Quelques références à l’incidence de l’instauration du Protectorat sur les Juifs sont très éclairantes : « les craintes de la population hostile aux mesures du Protectorat qui favorisent les Juifs suscitent des troubles ». Et, plus loin : « Or, à Djerba, d’où proviennent les denrées dont se nourrissent les nomades, la population juive estime qu’elle peut se voir appliquer le décret Crémieux de naturalisation. Cependant, quelques intellectuels détachés des traditions confessionnelles se laissent séduire par les sirènes du sionisme ». Plus loin encore : « pendant que de nombreux Juifs tunisiens s’engagent dans l’armée française, les troupes beylicales connaissent une vague de mutineries en 1917, surtout due aux échos de la déclaration Balfour. Des troupes mutinées et des émeutiers attaquent et pillent des quartiers juifs à Tunis, Bizerte, Sfax, Sousse et Kairouan ». Ecrit à l’époque, ce témoignage précieux est irremplaçable.

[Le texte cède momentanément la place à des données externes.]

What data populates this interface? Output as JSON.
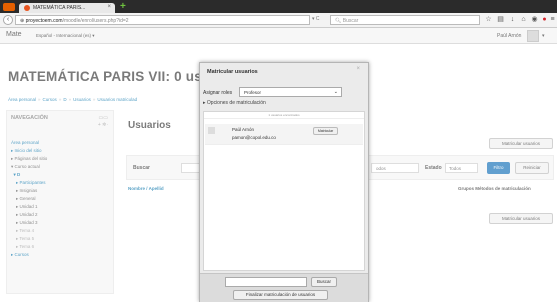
{
  "browser": {
    "tab_title": "MATEMÁTICA PARIS...",
    "tab_close": "×",
    "new_tab": "+",
    "url_host": "proyectoem.com",
    "url_path": "/moodle/enrol/users.php?id=2",
    "search_placeholder": "Buscar",
    "icons": [
      "back-arrow-icon",
      "reload-icon",
      "star-icon",
      "clipboard-icon",
      "download-icon",
      "home-icon",
      "chat-icon",
      "circle-icon",
      "menu-icon"
    ]
  },
  "moodle_header": {
    "site_short": "Mate",
    "language": "Español - Internacional (es) ▾",
    "user_name": "Paúl Arnón",
    "user_caret": "▾"
  },
  "page": {
    "title": "MATEMÁTICA PARIS VII: 0 us",
    "breadcrumb": [
      "Área personal",
      "Cursos",
      "D",
      "Usuarios",
      "Usuarios matriculad"
    ],
    "breadcrumb_sep": "»"
  },
  "navigation": {
    "heading": "NAVEGACIÓN",
    "controls_top": "▭▭",
    "controls_bottom": "+ ✲·",
    "items": [
      {
        "label": "Área personal",
        "style": ""
      },
      {
        "label": "▸ Inicio del sitio",
        "style": ""
      },
      {
        "label": "▸ Páginas del sitio",
        "style": "plain"
      },
      {
        "label": "▾ Curso actual",
        "style": "plain"
      },
      {
        "label": "  ▾ D",
        "style": "bold"
      },
      {
        "label": "    ▸ Participantes",
        "style": ""
      },
      {
        "label": "    ▸ Insignias",
        "style": "plain"
      },
      {
        "label": "    ▸ General",
        "style": "plain"
      },
      {
        "label": "    ▸ Unidad 1",
        "style": "plain"
      },
      {
        "label": "    ▸ Unidad 2",
        "style": "plain"
      },
      {
        "label": "    ▸ Unidad 3",
        "style": "plain"
      },
      {
        "label": "    ▸ Tema 4",
        "style": "dim"
      },
      {
        "label": "    ▸ Tema 5",
        "style": "dim"
      },
      {
        "label": "    ▸ Tema 6",
        "style": "dim"
      },
      {
        "label": "▸ Cursos",
        "style": ""
      }
    ]
  },
  "main": {
    "heading": "Usuarios",
    "enrol_button": "Matricular usuarios",
    "filter": {
      "search_label": "Buscar",
      "methods_value": "odos",
      "estado_label": "Estado",
      "estado_value": "Todos",
      "filter_button": "Filtro",
      "reset_button": "Reiniciar"
    },
    "columns": {
      "name": "Nombre / Apellid",
      "groups": "Grupos Métodos de matriculación"
    }
  },
  "dialog": {
    "title": "Matricular usuarios",
    "close": "×",
    "role_label": "Asignar roles",
    "role_value": "Profesor",
    "options_link": "▸ Opciones de matriculación",
    "count_text": "1 usuarios encontrados",
    "users": [
      {
        "name": "Paúl Arnón",
        "email": "pamon@copol.edu.co",
        "button": "Matricular"
      }
    ],
    "search_button": "Buscar",
    "finish_button": "Finalizar matriculación de usuarios"
  },
  "colors": {
    "link": "#0070a8",
    "primary_button": "#0d6cb5",
    "tab_bar": "#2b2b2b"
  }
}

« Que reste-t-il de tout cela ? » dirait Charles Trenet. Pour ce qui est des Juifs, rien ou presque. 120 000 âmes à l’aube de l’Indépendance, un millier aujourd’hui. Fort opportunément, l’auteur donne la parole à Emile Brami qui, dans son roman autobiographique, « Le manteau de la vierge » (1), raconte son voyage du retour : « Je n’ai pas pu rester, tant je me sentais mal, oppressé. Comme écrit magnifiquement Romain Gary : Les rues sont pleines de Juifs qui ne sont pas là ». Reste la mémoire, les images et les textes.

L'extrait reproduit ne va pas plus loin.